Od 2004 roku, kiedy Polska wstąpiła do Unii Europejskiej, jesteśmy jako kraj ogromnym beneficjentem funduszy unijnych. Pozwalają one wyrównywać szanse w rozwoju gospodarczym Polski oraz innym państwom dawnego bloku komunistycznego z państwami wysoko rozwiniętymi z tak zwanej Starej Unii. Polityka podziału i wydatkowania środków europejskich wewnątrz każdego państwa powinna umożliwiać przyjmowanie, słabiej gospodarczo rozwiniętym regionom, bardziej elastyczną strukturę wydatków. […]
Redakcja
2021-03-29
4 minuty czytania
Od 2004 roku, kiedy Polska wstąpiła do Unii Europejskiej, jesteśmy jako kraj ogromnym beneficjentem funduszy unijnych. Pozwalają one wyrównywać szanse w rozwoju gospodarczym Polski oraz innym państwom dawnego bloku komunistycznego z państwami wysoko rozwiniętymi z tak zwanej Starej Unii.

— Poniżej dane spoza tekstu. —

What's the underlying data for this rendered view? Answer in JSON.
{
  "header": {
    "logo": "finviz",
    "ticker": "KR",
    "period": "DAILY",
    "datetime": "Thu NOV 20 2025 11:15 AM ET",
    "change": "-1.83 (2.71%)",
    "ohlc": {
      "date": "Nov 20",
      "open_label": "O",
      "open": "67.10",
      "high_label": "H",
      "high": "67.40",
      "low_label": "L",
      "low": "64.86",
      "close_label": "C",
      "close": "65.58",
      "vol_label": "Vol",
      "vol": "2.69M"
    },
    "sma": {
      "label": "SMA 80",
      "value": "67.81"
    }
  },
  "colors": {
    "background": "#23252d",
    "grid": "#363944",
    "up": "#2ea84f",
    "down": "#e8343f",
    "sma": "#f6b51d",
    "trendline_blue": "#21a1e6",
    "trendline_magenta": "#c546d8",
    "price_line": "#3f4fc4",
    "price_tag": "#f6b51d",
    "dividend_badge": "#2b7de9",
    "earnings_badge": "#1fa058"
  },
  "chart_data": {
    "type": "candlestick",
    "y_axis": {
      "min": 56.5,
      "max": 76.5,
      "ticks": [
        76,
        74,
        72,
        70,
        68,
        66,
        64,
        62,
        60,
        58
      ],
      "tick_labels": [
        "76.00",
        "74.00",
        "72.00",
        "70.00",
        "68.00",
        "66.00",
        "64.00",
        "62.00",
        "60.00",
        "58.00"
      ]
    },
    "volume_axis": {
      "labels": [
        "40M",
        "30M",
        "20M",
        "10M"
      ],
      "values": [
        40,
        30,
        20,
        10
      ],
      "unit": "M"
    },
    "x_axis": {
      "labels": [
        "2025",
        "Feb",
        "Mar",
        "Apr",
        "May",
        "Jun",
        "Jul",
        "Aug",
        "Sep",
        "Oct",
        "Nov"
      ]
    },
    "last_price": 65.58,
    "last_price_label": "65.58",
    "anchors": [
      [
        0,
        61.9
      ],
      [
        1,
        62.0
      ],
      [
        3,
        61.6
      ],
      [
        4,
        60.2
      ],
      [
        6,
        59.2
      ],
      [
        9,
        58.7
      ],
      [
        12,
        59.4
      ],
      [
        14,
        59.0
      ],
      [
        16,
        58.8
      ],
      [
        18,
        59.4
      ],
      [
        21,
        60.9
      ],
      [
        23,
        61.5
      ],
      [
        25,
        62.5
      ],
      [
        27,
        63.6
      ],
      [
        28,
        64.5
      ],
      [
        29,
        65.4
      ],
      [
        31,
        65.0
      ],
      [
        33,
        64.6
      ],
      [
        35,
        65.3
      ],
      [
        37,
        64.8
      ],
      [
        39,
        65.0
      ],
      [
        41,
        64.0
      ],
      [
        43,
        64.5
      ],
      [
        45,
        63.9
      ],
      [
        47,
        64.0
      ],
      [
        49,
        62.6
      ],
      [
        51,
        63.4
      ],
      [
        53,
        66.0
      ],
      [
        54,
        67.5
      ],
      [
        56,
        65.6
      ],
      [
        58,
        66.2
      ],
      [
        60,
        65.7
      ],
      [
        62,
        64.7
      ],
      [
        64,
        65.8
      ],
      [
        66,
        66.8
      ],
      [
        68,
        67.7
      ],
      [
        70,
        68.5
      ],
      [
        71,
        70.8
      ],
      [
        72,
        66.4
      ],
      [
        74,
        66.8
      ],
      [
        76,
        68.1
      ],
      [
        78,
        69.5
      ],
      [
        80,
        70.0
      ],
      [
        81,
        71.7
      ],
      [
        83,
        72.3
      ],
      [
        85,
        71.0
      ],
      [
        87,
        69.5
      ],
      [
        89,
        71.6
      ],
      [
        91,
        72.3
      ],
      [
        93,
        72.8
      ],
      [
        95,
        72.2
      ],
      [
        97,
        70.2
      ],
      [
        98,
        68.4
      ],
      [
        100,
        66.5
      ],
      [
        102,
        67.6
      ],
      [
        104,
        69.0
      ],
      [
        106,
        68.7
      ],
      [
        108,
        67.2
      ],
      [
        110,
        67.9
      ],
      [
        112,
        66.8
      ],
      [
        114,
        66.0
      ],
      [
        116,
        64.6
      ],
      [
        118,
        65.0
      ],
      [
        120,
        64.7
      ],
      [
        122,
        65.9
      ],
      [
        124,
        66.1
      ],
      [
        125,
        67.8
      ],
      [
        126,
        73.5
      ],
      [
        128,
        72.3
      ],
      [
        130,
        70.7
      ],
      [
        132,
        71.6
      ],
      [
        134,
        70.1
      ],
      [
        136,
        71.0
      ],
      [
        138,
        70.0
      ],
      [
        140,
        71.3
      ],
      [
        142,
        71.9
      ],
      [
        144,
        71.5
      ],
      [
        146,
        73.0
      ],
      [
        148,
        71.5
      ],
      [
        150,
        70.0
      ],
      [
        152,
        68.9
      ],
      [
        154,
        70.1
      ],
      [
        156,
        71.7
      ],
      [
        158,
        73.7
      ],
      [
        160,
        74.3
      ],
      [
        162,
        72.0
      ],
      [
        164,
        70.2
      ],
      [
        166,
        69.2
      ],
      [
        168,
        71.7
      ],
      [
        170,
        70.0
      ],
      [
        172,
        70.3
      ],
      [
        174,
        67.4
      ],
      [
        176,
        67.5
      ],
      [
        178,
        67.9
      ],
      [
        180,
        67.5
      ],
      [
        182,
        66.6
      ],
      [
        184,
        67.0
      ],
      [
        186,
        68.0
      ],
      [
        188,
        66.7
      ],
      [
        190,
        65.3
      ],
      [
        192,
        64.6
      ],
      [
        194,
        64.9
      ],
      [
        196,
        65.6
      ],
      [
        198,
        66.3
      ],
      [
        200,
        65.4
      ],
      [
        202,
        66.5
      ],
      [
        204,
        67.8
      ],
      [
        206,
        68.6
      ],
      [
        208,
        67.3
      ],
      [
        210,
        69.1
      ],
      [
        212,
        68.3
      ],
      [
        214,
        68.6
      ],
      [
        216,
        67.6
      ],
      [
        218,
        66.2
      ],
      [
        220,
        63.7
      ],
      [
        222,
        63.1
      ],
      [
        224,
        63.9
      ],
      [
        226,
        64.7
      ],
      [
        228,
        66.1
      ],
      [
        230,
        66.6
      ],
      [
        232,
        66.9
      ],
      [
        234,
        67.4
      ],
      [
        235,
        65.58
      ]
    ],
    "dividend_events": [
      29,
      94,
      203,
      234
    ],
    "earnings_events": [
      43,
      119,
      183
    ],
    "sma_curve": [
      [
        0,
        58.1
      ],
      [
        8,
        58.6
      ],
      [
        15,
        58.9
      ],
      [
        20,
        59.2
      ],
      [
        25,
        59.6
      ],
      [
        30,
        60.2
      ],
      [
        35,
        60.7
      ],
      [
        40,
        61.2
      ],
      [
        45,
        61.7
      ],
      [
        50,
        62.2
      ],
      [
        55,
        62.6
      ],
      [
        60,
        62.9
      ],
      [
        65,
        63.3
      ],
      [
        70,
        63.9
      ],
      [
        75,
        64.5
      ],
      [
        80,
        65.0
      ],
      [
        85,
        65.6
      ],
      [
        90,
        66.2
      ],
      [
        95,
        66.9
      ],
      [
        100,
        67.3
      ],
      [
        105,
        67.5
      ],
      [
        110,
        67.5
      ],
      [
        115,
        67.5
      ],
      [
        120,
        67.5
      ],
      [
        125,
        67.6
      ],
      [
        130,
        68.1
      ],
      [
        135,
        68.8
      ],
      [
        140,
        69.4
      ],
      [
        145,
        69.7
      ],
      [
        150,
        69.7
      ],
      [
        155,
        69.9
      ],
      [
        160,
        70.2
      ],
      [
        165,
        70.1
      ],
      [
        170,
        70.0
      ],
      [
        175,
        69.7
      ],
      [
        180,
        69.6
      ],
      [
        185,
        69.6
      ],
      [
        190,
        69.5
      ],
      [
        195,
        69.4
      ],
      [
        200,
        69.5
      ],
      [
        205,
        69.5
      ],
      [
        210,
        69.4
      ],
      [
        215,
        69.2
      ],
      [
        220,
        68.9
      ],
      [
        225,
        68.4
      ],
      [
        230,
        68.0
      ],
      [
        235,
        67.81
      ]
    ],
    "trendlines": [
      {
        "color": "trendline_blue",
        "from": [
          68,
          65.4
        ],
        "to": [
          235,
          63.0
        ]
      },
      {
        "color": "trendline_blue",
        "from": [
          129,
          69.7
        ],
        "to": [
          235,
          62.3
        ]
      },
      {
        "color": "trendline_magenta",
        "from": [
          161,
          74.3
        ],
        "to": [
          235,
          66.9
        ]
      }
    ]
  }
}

Polityka podziału i wydatkowania środków europejskich wewnątrz każdego państwa powinna umożliwiać przyjmowanie, słabiej gospodarczo rozwiniętym regionom, bardziej elastyczną strukturę wydatków. Regiony bardziej uprzemysłowione i wiodące w rozwoju gospodarczym danego kraju powinny przeznaczać środki europejskie na cele związane z rozwojem specjalizacji tych regionów. Dlatego też, aby ten podział był sprawiedliwy musi być poparty szerokimi konsultacjami społecznymi, głównie z przedstawicielami samorządów wojewódzkich, które bezpośrednio zarządzają Regionalnymi Programami Operacyjnymi.
Aktualnie ważnym tematem, który jest przedmiotem dyskusji we wszystkich województwach w kraju jest podział funduszy europejskich w ramach polityki spójności na lata 2021- 2027. Dużo się mówi o sposobie podziału środków, które trafią w najbliższym czasie do wszystkich beneficjentów projektów regionalnych. Kluczowym dokumentem, który ma regulować realizację polityki spójności w Polsce jest Umowa Partnerstwa, która określa dalszą strategię alokacji środków z funduszy europejskich, precyzującym przy tym obszary i instrumenty wsparcia. W ramach cyklu spotkań pod nazwą „Fundusze Europejskie dla Polski” zorganizowanych w styczniu i w lutym br. przez Ministerstwo Funduszy i Polityki Regionalnej odbyło się 16 spotkań z przedstawicielami urzędów marszałkowskich z wszystkich województw.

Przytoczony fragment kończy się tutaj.